A concise treatment of the fundamentals of thermodynamics is presented in this book. In particular, emphasis is placed on discussions of the second law, a unique feature of thermodynamics, which states the limitations of converting thermal energy into mechanical energy. The entropy function that permits the loss in the potential of a real thermodynamic process to be assessed, the maximum possible work in a process, and irreversibility and equilibrium are deduced from the law through physical and intuitive considerations. They are applicable in mitigating waste heat and are useful for solving energy, power, propulsion and climate-related issues.

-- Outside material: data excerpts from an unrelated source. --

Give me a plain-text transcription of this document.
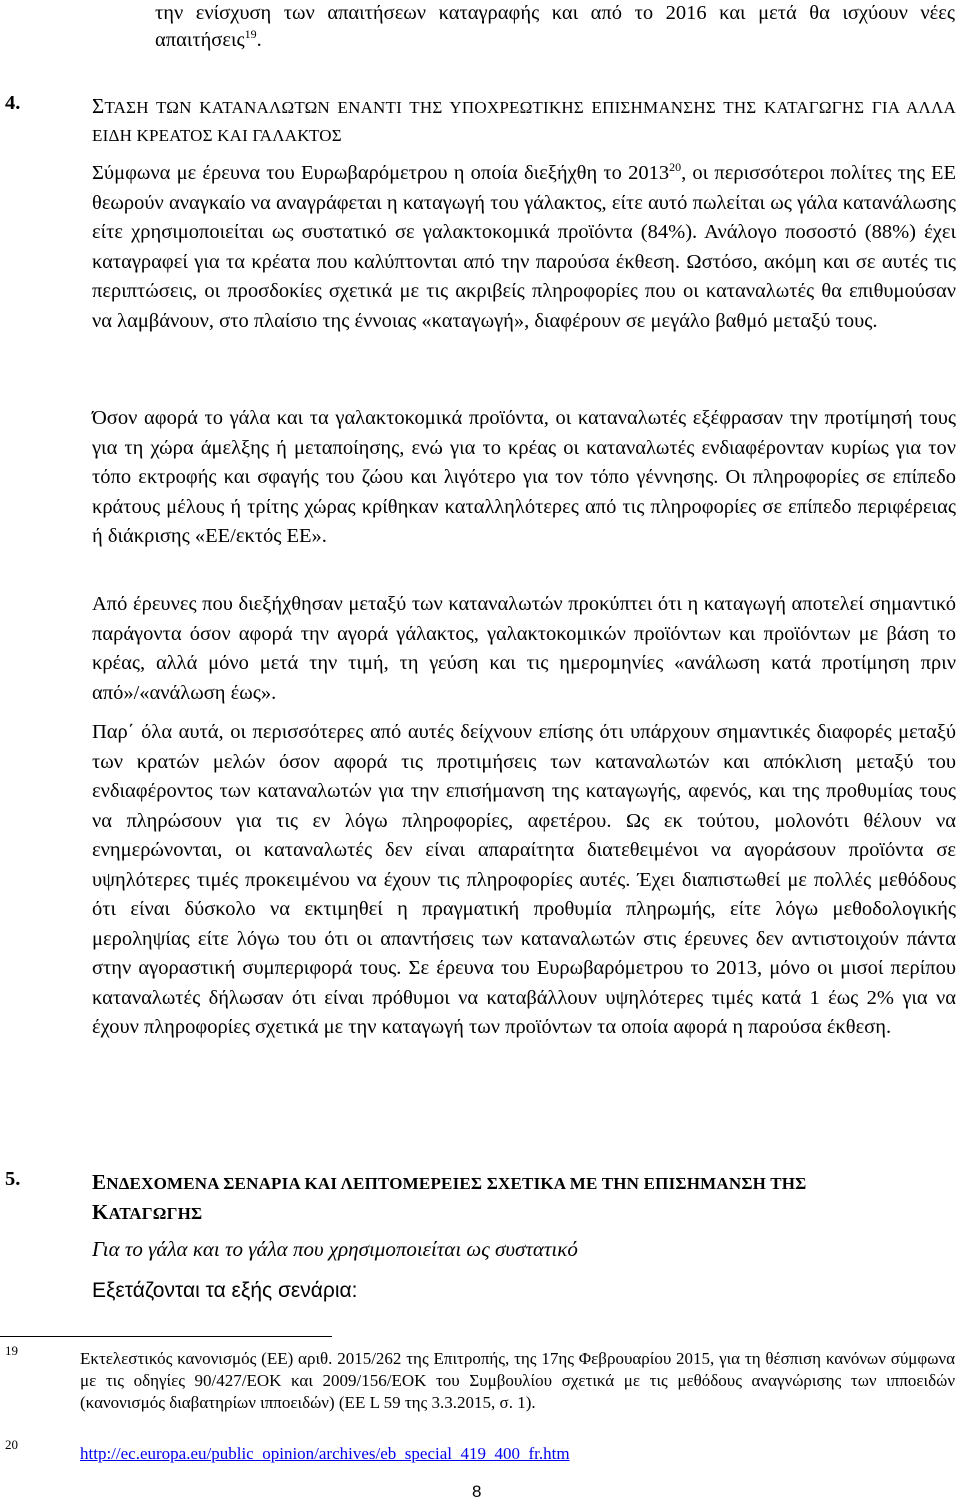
την ενίσχυση των απαιτήσεων καταγραφής και από το 2016 και μετά θα ισχύουν νέες απαιτήσεις$^{19}$.

4.	ΣΤΑΣΗ ΤΩΝ ΚΑΤΑΝΑΛΩΤΩΝ ΕΝΑΝΤΙ ΤΗΣ ΥΠΟΧΡΕΩΤΙΚΗΣ ΕΠΙΣΗΜΑΝΣΗΣ ΤΗΣ ΚΑΤΑΓΩΓΗΣ ΓΙΑ ΑΛΛΑ ΕΙΔΗ ΚΡΕΑΤΟΣ ΚΑΙ ΓΑΛΑΚΤΟΣ

Σύμφωνα με έρευνα του Ευρωβαρόμετρου η οποία διεξήχθη το 2013$^{20}$, οι περισσότεροι πολίτες της ΕΕ θεωρούν αναγκαίο να αναγράφεται η καταγωγή του γάλακτος, είτε αυτό πωλείται ως γάλα κατανάλωσης είτε χρησιμοποιείται ως συστατικό σε γαλακτοκομικά προϊόντα (84%). Ανάλογο ποσοστό (88%) έχει καταγραφεί για τα κρέατα που καλύπτονται από την παρούσα έκθεση. Ωστόσο, ακόμη και σε αυτές τις περιπτώσεις, οι προσδοκίες σχετικά με τις ακριβείς πληροφορίες που οι καταναλωτές θα επιθυμούσαν να λαμβάνουν, στο πλαίσιο της έννοιας «καταγωγή», διαφέρουν σε μεγάλο βαθμό μεταξύ τους.

Όσον αφορά το γάλα και τα γαλακτοκομικά προϊόντα, οι καταναλωτές εξέφρασαν την προτίμησή τους για τη χώρα άμελξης ή μεταποίησης, ενώ για το κρέας οι καταναλωτές ενδιαφέρονταν κυρίως για τον τόπο εκτροφής και σφαγής του ζώου και λιγότερο για τον τόπο γέννησης. Οι πληροφορίες σε επίπεδο κράτους μέλους ή τρίτης χώρας κρίθηκαν καταλληλότερες από τις πληροφορίες σε επίπεδο περιφέρειας ή διάκρισης «ΕΕ/εκτός ΕΕ».

Από έρευνες που διεξήχθησαν μεταξύ των καταναλωτών προκύπτει ότι η καταγωγή αποτελεί σημαντικό παράγοντα όσον αφορά την αγορά γάλακτος, γαλακτοκομικών προϊόντων και προϊόντων με βάση το κρέας, αλλά μόνο μετά την τιμή, τη γεύση και τις ημερομηνίες «ανάλωση κατά προτίμηση πριν από»/«ανάλωση έως».

Παρ΄ όλα αυτά, οι περισσότερες από αυτές δείχνουν επίσης ότι υπάρχουν σημαντικές διαφορές μεταξύ των κρατών μελών όσον αφορά τις προτιμήσεις των καταναλωτών και απόκλιση μεταξύ του ενδιαφέροντος των καταναλωτών για την επισήμανση της καταγωγής, αφενός, και της προθυμίας τους να πληρώσουν για τις εν λόγω πληροφορίες, αφετέρου. Ως εκ τούτου, μολονότι θέλουν να ενημερώνονται, οι καταναλωτές δεν είναι απαραίτητα διατεθειμένοι να αγοράσουν προϊόντα σε υψηλότερες τιμές προκειμένου να έχουν τις πληροφορίες αυτές. Έχει διαπιστωθεί με πολλές μεθόδους ότι είναι δύσκολο να εκτιμηθεί η πραγματική προθυμία πληρωμής, είτε λόγω μεθοδολογικής μεροληψίας είτε λόγω του ότι οι απαντήσεις των καταναλωτών στις έρευνες δεν αντιστοιχούν πάντα στην αγοραστική συμπεριφορά τους. Σε έρευνα του Ευρωβαρόμετρου το 2013, μόνο οι μισοί περίπου καταναλωτές δήλωσαν ότι είναι πρόθυμοι να καταβάλλουν υψηλότερες τιμές κατά 1 έως 2% για να έχουν πληροφορίες σχετικά με την καταγωγή των προϊόντων τα οποία αφορά η παρούσα έκθεση.

5.	ΕΝΔΕΧΟΜΕΝΑ ΣΕΝΑΡΙΑ ΚΑΙ ΛΕΠΤΟΜΕΡΕΙΕΣ ΣΧΕΤΙΚΑ ΜΕ ΤΗΝ ΕΠΙΣΗΜΑΝΣΗ ΤΗΣ
ΚΑΤΑΓΩΓΗΣ
Για το γάλα και το γάλα που χρησιμοποιείται ως συστατικό
Εξετάζονται τα εξής σενάρια:
19	Εκτελεστικός κανονισμός (ΕΕ) αριθ. 2015/262 της Επιτροπής, της 17ης Φεβρουαρίου 2015, για τη θέσπιση κανόνων σύμφωνα με τις οδηγίες 90/427/ΕΟΚ και 2009/156/ΕΟΚ του Συμβουλίου σχετικά με τις μεθόδους αναγνώρισης των ιπποειδών (κανονισμός διαβατηρίων ιπποειδών) (ΕΕ L 59 της 3.3.2015, σ. 1).

20	http://ec.europa.eu/public_opinion/archives/eb_special_419_400_fr.htm
8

The treatment is not restricted to properties and functions of ideal gases. The ideal gas assumption is invoked as a limiting case. Reversible paths between equilibrium states are obtained using reversible heat engines and reversible heat pumps between environment and systems to determine the entropy changes and the maximum work. The conditions of thermodynamic equilibrium comprising mechanical, thermal, chemical and phase equilibrium are addressed and the species formed at equilibrium in a chemical reaction at a given temperature and pressure are obtained. The molecular basis for the laws of thermodynamics, temperature, internal energy changes, entropy, reversibility and equilibrium are briefly discussed.
The book serves as a reference for undergraduate and graduate students alongside thermodynamics textbooks.